Alors que cette diatribe faisait partie de toute une panoplie d’astuce pour justifier l’injustifiable au lendemain du putsch de Ndadaye, il y a des têtes, d’apparence bien pensante, qui, vingt après la tragédie, continuent à la soutenir aujourd’hui.

Du faux code à une vraie CODDE

On attribue ce code tantôt à Niyonkuru Shaddrack, ancien président du PP, tantôt au FRODEBU de Melchior Ndadaye.  Personnellement j’ai eu souvenir d’avoir lu un papier qui avait trait à ce ‘’code’’ là dont s’est fait écho, certains média, un écho malveillant qui remonte aux articles vicieux des journaux  "Carrefour des idées", "La Nation", ‘’l’Etoile’’. Du code il n’en a jamais été question. Il était question de la "CODDE" qui n’était autre chose que la C0alition Des DEmocrates. C’était en fait une coalition formée d’une manière informelle par le Frodebu de Melchior Ndadaye, RPB d’Ernest Kabushemeye et le PP de Niyonkuru Chaddrack. La date du 1er juin n’est qu’une référence par rapport à l’objet de la coalition. L’élection présidentielle s’est en effet déroulée le 1er juin. Le dit code, effectivement initié par Niyonkuru Schaddrack était une consigne de vote pour le premier juin. C'est-à-dire que tous les trois partis s’étaient donné comme mot d’ordre d’élire un seul candidat pour cette élection du 1er juin. C’’est cela le fameux code qui, même aujourd’hui continue à faire l’objet de spéculations. Cela, je le tiens de Schaddrack Niyonkuru lui-même, suite à un écrit que j’avais lu moi-même à ce propos.

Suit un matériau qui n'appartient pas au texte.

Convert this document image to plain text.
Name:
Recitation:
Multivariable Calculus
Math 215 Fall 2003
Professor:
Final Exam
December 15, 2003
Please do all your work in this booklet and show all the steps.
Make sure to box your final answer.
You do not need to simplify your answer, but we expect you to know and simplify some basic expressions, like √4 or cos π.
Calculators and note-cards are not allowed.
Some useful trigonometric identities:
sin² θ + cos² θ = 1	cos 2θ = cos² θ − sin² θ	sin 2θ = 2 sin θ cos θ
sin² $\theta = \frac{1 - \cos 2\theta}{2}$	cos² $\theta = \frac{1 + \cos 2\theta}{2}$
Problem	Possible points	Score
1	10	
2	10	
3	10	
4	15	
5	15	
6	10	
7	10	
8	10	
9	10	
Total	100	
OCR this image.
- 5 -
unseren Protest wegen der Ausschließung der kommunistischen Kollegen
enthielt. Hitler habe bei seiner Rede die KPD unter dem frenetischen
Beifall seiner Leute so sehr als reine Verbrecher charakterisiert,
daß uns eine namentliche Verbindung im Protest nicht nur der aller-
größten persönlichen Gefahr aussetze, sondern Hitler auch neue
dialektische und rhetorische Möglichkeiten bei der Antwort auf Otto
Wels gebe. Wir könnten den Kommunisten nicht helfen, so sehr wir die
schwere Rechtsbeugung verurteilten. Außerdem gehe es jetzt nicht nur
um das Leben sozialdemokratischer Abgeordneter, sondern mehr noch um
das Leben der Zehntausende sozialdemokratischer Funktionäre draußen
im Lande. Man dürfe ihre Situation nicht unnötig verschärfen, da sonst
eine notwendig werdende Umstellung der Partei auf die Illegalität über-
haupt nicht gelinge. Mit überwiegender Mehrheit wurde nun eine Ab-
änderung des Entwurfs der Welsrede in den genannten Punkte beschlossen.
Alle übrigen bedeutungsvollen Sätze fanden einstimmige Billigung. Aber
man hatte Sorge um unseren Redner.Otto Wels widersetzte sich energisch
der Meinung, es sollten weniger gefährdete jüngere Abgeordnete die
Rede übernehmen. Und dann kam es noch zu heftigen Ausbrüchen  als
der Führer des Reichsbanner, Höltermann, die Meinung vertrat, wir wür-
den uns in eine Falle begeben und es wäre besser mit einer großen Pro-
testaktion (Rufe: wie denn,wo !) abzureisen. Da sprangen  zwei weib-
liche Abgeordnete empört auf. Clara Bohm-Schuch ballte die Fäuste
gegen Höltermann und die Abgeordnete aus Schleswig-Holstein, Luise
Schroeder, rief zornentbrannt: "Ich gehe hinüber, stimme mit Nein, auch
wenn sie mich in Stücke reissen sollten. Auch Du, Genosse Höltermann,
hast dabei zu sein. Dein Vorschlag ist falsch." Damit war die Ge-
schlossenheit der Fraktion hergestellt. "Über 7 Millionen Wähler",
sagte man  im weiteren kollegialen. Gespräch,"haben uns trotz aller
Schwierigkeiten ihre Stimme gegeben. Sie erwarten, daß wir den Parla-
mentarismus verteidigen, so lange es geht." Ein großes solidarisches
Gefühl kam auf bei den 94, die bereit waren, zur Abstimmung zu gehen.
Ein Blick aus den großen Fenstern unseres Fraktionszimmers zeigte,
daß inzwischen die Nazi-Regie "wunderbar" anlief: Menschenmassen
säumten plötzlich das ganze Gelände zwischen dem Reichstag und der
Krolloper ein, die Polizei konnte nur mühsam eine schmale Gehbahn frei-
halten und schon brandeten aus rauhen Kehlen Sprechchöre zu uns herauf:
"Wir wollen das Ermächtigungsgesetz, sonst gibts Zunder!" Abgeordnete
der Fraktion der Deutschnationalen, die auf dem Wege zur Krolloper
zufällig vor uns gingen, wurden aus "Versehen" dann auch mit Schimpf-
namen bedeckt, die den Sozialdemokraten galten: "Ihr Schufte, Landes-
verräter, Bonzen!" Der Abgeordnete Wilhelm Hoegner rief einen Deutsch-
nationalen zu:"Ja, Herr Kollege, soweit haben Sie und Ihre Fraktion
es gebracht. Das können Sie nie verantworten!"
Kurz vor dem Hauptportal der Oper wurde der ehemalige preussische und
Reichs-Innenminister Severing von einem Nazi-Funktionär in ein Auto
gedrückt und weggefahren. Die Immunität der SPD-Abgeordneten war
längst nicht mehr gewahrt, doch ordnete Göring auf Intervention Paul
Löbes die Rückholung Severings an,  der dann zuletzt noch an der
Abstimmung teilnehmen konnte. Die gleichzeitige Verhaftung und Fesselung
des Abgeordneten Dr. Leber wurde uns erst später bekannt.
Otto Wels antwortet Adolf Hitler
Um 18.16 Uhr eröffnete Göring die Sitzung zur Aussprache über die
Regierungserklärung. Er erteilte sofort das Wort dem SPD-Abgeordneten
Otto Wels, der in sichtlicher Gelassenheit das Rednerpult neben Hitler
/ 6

Pourquoi cette coalition de circonstance n’a pas fait long feu et inconnue par certains, y compris des ténors du Frodebu ? Car c’était une coalition de circonstance, d’une part, et que d’autre part, il s’agissait pratiquement d’un accord informel. L’ancien président du PP a écrit un papier à ce propos pour la simple raison que c’est lui qui voulait en tirer profit directement et il tenait d’avoir une preuve si jamais le Frodebu lui faisait fausse route. C’est à partir de cette COODE que Niyonkuru Schaddrack et Ernest Kabushemeye ont eu des postes au premier gouvernement de Ndadaye. Sinon les voix du FRODEBU étaient suffisantes pour former un gouvernement à lui seul.

Voilà des réponses à certaines des scories nauséabondes charriées par des personnages d’allure pourtant respectable. Les élaguer est un devoir. Retranchées dans des tranchées de l’arrière garde, ces personnages  n’ont pas vu que, depuis 1993, les lignes de front se sont déplacés sur un plus viable : celui de véritables débats et de la recherche de la vérité. Cette dernière sera un mirage aussi longtemps qu’il y a des gens qui pensent obstinément, et contre toute logique que cette vérité là passe par le mensonge.